- Moghansar Location within Iran
- Coordinates: 39°34′32″N 48°00′57″E﻿ / ﻿39.57556°N 48.01583°E
- Country: Iran
- Province: Ardabil
- County: Parsabad
- District: Tazeh Kand
- Established as a city: 2008

Population (2016)
- • Total: 2,575
- Time zone: UTC+3:30 (IRST)

= Moghansar =

City in Ardabil province, Iran

Moghansar (مغانسر) (Note: Formerly Tazeh Kand-e Qadim (تازه كندقديم), also romanized as Tāzeh Kand-e Qadīm; also known as Tāzeh Kand) is a city in, and the capital of, Tazeh Kand District in Parsabad County, Ardabil province, Iran. It also serves as the administrative center for Tazeh Kand Rural District.

==Demographics==
===Population===
At the time of the 2006 National Census, the population was 2,802 in 574 households, when it was the village of Tazeh Kand-e Qadim in Tazeh Kand Rural District.
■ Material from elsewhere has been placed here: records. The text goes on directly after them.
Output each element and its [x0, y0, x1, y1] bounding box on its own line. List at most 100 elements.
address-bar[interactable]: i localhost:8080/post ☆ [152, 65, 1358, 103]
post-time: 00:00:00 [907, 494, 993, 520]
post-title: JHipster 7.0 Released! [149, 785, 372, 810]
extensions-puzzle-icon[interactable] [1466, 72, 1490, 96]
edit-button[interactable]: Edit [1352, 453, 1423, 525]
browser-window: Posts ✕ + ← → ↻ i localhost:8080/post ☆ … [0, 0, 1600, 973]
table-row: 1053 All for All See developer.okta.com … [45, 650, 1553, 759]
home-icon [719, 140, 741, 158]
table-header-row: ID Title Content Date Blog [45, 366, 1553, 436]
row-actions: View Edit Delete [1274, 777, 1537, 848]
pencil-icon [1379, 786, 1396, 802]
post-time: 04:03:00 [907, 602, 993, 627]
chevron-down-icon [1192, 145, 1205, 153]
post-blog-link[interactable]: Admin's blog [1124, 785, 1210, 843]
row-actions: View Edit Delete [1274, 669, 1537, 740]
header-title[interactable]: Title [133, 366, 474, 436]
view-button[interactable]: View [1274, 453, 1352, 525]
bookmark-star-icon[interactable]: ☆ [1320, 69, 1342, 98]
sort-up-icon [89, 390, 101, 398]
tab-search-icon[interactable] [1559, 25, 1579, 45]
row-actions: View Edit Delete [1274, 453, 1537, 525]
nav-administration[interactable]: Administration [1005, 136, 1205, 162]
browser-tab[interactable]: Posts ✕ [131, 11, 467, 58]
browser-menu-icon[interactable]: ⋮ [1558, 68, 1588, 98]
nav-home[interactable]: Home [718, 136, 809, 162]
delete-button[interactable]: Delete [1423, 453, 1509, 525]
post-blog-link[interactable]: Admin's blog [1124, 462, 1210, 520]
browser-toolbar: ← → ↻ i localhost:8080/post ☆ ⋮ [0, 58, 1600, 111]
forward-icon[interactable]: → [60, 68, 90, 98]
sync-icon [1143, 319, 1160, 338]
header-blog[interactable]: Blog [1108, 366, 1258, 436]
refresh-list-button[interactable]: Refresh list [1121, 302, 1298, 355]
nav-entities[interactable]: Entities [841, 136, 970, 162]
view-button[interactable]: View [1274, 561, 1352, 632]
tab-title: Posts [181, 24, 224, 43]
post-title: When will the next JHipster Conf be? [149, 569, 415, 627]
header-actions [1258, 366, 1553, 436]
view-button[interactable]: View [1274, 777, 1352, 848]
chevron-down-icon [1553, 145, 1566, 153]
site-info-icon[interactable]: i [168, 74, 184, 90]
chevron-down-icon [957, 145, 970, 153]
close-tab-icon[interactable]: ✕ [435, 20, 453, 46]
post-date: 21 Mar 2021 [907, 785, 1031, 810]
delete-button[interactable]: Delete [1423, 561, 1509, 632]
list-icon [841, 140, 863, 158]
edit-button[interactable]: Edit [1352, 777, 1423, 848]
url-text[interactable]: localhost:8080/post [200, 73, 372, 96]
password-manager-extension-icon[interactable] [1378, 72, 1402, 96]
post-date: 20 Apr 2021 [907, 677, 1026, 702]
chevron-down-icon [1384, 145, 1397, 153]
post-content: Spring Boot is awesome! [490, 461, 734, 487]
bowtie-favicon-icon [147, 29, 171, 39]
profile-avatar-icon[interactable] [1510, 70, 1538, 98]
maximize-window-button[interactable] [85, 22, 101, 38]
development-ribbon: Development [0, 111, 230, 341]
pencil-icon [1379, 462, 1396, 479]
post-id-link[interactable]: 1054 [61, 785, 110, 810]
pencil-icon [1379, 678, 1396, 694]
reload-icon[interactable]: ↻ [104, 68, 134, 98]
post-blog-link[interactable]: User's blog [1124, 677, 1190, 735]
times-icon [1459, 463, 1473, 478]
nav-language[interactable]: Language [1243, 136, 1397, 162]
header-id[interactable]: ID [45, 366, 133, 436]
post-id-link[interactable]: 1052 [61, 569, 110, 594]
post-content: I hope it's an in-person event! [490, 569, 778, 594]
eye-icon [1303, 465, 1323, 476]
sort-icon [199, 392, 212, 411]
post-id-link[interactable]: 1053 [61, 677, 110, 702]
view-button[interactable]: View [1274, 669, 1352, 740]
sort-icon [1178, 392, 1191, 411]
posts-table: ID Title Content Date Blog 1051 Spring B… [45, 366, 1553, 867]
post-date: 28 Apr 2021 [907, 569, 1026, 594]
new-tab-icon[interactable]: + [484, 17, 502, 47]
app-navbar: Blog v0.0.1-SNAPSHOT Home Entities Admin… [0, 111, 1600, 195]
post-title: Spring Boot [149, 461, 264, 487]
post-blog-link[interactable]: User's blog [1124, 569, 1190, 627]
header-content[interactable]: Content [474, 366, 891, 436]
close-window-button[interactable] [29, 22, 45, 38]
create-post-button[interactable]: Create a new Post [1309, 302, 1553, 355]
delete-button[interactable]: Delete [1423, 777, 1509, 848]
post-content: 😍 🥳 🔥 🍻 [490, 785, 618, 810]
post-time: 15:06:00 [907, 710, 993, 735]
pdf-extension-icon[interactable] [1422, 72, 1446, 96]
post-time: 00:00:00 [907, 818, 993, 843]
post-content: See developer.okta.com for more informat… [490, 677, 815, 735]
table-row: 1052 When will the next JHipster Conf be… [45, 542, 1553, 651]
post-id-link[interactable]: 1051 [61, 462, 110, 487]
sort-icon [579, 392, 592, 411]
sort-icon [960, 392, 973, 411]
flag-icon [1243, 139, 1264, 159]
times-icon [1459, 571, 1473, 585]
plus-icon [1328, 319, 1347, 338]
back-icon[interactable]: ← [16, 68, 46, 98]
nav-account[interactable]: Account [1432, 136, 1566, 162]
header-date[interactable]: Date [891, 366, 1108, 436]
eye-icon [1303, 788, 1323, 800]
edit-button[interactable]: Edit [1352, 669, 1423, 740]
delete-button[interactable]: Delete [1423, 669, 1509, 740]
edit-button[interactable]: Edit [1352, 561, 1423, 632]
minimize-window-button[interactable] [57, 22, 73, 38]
The following census in 2011 counted 2,798 people in 716 households, by which time the village had merged with Tazeh Kand-e Jadid and was elevated to the status of a city. The 2016 census measured the population of the city as 2,575 people in 708 households.

The name of the city of Tazeh Kand-e Qadim was changed to Moghansar in 2019.